I am man, hear me…scream. At one of nature’s most fragile elements: a dead, brittle leaf.
Ok. Gotta set the stage. I live in the Seattle area and my girlfriend and I had gone up to Green Lake to walk the loop. But we didn’t make it there until after dark. Now, Green Lake is a gorgeous place where a 3-mile track circles a lovely lake, and during the day you see hundreds of people skating, paddleboarding, volleyballing (shut up), and just enjoying the day and scenery. At night? There are oddly no lights in the whole park, so it’s quite dark.
But people were still out-and-about, mostly joggers and bikers with headlights, and even a couple wearing light-up rollerblades. So we start strolling and we notice most people are actually not wearing lights, so it’s kinda hard to see them until they’re running right by you. Fun. Plus we start getting a weird vibe where everyone passing us is almost running right into us–even though the path is quite wide–and looking at us weirdly as they’re moving by.
Fine. Whatever. Keep going a bit and are about to head back when, in the distance, we see a diminutive, barely visible figure on the path. All black except for a pale face and hands. Couldn’t be taller than 4 feet. And weaving as they’re running so they keep looking like they’re gonna ram us. They have a very strange gait, almost a fast shuffle, and I start hearing wheezing breaths. We stand totally still as they get nearer and still can’t make out who this person is, but they’re looking awfully a lot like they’re aiming straight for us. And there’s something in one of their hands.
At this point, my brain kicks into overgear and my skin prickles. I’m practically certain it’s some kid celebrating Hallowing early, in a costume, scaring people around the park at night. That, or we’re about to be attacked by an actual cannibalistic goblin. I’m tensing up to fight or run.
At the last second, the person veers past, and we see this incredibly small woman, face in a rictus of concentration, wearing all black as she pants along on a run. Holding her phone. After she goes by, we look at each other and agree we are mutually creeped out. So we head for the car. After ten paces, there’s silence all around and we’re alone on the track.
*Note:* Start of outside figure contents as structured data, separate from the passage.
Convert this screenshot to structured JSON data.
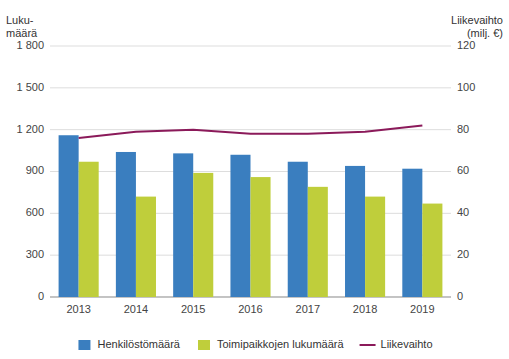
{
  "chart_data": {
    "type": "bar",
    "categories": [
      "2013",
      "2014",
      "2015",
      "2016",
      "2017",
      "2018",
      "2019"
    ],
    "series": [
      {
        "name": "Henkilöstömäärä",
        "color": "#3A7EBF",
        "values": [
          1160,
          1040,
          1030,
          1020,
          970,
          940,
          920
        ]
      },
      {
        "name": "Toimipaikkojen lukumäärä",
        "color": "#BFCE3B",
        "values": [
          970,
          720,
          890,
          860,
          790,
          720,
          670
        ]
      },
      {
        "name": "Liikevaihto",
        "color": "#8B1A5A",
        "type": "line",
        "axis": "y2",
        "values": [
          76,
          79,
          80,
          78,
          78,
          79,
          82
        ]
      }
    ],
    "ylabel": "Luku-\nmäärä",
    "y2label": "Liikevaihto\n(milj. €)",
    "ylim": [
      0,
      1800
    ],
    "yticks": [
      0,
      300,
      600,
      900,
      {
        "value": 1200,
        "label": "1 200"
      },
      {
        "value": 1500,
        "label": "1 500"
      },
      {
        "value": 1800,
        "label": "1 800"
      }
    ],
    "y2lim": [
      0,
      120
    ],
    "y2ticks": [
      0,
      20,
      40,
      60,
      80,
      100,
      120
    ],
    "grid": true,
    "legend": "bottom"
  }
}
Then something skitters on the ground immediately behind me. And I know for sure the strange jogger has returned to attack us from behind.
My hair tried to escape my skull as I spun, holding my girlfriend’s hand, and leaped about ten feet in the air with a very manly scream, which she echoed.
And there’s a dead leaf scraping along the pavement in a breeze.
Still breathing hard, we hoof it to the street where there are actual lightposts and make it to the car alive.
So what’s the point of all this, aside to let you laugh at me a bit? Well, in my last Hold on to the Light post, I talked a bit about my anxiety and how my fears can really knock me down hard at times. How it’s okay to ask for help. But this time I’m focusing on the fear element.
Fears are powerful. As a writer, I’ve actually trained my mind to easily imagine worst-case scenarios, because that’s what makes a story more compelling. But fear can also hold us back. It can keep us from accepting good things in life or pursuing good experiences. Fear can sabotage our hopes and dreams and cause us to believe that a certain endeavor or relationship or job or whatever isn’t worth the risk. That eventually all the bad things will happen no matter how hard we fight.
So why even bother trying? Why not give up now and accept the fear that we don’t deserve it? Or that we’ll just be hurt in the end?
I don’t want to be controlled by my fears, however real they may feel in the moment. It’s a process, though, overcoming fear, and I’ll be working on it for the rest of my life. Because I know that when I do succeed, even if it’s a day by day thing, that when fear looms large and makes me want to give up…
If I turn and face it, I will most likely not be facing a murderous, pint-sized jogger.
It will flutter away like a harmless leaf.